Una doble negativa dio el Tribunal de Defensa de la Libre Competencia (TDLC) a las solicitudes de las operadoras de casinos Marina del Sol (MDS) y Corporación Meier; de frenar las licitaciones de Pucón y Coquimbo; y oficiar a la Superintendencia de Casinos (SCJ) para transparentar cómo revisa el origen de los fondos de los postulantes, respectivamente.
Ambas solicitudes se dieron en el marco de la consulta que Marina del Sol ingresó a principios de junio, en la que solicitó investigar posibles “riesgos anticompetitivos” en licitaciones de Iquique, Viña del Mar, Pucón y Coquimbo; concursos para los cuales finalmente los primeros dos no tuvieron interesados.
En el caso de Pucón, en tanto, el único oferente fue de la sociedad Casino Volcán Pucón S.A.; que hoy tiene detrás a Andrés Raggio, ex gerente de Tesorería de Enjoy; Pier-Paolo Zaccarelli, exdirector de Enjoy; y Gonzalo Grob, ex gerente de Enjoy Pucón. Nicholas Davis, además, socio de EuroAmerica (uno de los actuales dueños de Enjoy), también estaría detrás del proyecto junto a otros inversionistas.
En Coquimbo, por otro lado, el único interesado pertenece al fondo privado Octium, administrado por Alza, cuyos beneficiarios finales –según MDS– no se conocen.
Ambos oferentes fueron cuestionados por MDS –el primero por estar ligado indirectamente a la administración de la operadora y el segundo por su anonimato– y, en consecuencia, postuló que si ambos procesos se mantienen en curso se "consolidaría de manera irreversible el resultado anticompetitivo que esta consulta busca precisamente evitar”.

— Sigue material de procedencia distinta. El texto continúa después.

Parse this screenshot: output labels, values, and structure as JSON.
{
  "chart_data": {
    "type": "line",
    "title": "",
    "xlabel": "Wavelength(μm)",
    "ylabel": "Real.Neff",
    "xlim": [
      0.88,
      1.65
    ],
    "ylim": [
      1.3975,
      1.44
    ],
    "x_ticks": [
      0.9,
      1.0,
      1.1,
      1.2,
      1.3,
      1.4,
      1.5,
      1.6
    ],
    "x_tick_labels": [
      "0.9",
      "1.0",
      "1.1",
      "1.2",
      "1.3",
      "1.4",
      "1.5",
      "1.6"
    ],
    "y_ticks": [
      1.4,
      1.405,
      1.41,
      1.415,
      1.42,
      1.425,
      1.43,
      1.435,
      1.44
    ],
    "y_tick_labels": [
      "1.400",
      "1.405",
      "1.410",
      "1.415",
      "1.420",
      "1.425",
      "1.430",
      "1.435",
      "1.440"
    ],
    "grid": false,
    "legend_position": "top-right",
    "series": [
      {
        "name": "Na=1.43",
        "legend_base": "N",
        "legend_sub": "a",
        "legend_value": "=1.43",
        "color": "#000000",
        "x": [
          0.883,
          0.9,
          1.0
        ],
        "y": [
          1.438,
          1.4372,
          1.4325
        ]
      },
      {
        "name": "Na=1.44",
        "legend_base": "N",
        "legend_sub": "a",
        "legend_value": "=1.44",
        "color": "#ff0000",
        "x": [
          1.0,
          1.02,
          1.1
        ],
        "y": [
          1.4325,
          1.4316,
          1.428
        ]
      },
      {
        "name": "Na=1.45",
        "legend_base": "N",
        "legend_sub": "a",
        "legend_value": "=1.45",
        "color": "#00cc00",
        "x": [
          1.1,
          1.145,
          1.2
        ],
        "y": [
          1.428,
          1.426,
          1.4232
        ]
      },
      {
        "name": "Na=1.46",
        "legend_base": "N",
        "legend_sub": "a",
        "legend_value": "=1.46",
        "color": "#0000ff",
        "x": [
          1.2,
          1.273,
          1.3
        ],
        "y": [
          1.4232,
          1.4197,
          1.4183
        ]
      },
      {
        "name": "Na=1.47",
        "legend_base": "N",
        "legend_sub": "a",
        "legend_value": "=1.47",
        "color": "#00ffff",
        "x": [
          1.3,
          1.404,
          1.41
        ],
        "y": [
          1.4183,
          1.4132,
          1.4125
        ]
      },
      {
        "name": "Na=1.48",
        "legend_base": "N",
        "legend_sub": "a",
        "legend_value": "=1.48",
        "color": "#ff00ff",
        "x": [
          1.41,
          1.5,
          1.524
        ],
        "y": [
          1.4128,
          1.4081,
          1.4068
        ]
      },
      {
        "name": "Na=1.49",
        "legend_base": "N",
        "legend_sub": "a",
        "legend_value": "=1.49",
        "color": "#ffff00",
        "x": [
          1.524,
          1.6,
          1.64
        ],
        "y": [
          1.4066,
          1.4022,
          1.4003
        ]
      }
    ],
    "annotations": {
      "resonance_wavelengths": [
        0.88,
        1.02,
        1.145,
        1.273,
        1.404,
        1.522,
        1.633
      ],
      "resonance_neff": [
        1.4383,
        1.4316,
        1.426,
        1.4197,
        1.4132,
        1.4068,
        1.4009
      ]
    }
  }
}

Por lo mismo, solicitó –además de abrir nuevos procesos de otorgamiento sobre nuevas bases para Viña e Iquique– suspender ambos concursos hasta que las condiciones que lo rigen sean acorde a la libre competencia. Por ejemplo, la operadora sugirió ajustar que la exigencia de continuidad laboral baje del 100% al mínimo legal de 80% del personal.
No obstante, el tribunal calificó que dichos antecedentes expuestos no eran suficientes para justificar la necesidad de la medida para “impedir una afectación de la libre competencia y resguardar el bien común”. Por tanto, de momento ambas carreras se mantienen intactas, con un solo competidor en cada una.
Desde la vereda de Corporación Meier, en tanto, la operadora peruana solicitó oficiar a la Super para que esta explique cómo revisa el origen y la suficiencia de los fondos de los postulantes a las plazas.
En concreto, pidió saber si ese control alcanza a terceros que financien o garanticen la oferta sin ser accionistas, si evalúa la capacidad del postulante de pagar la oferta económica durante los 15 años del permiso y si existen protocolos para identificar a los beneficiarios finales y evitar que se eluda la prohibición que pesa sobre el operador que renunció.
Dicha solicitud, sin embargo, también se rechazó por “innecesario”.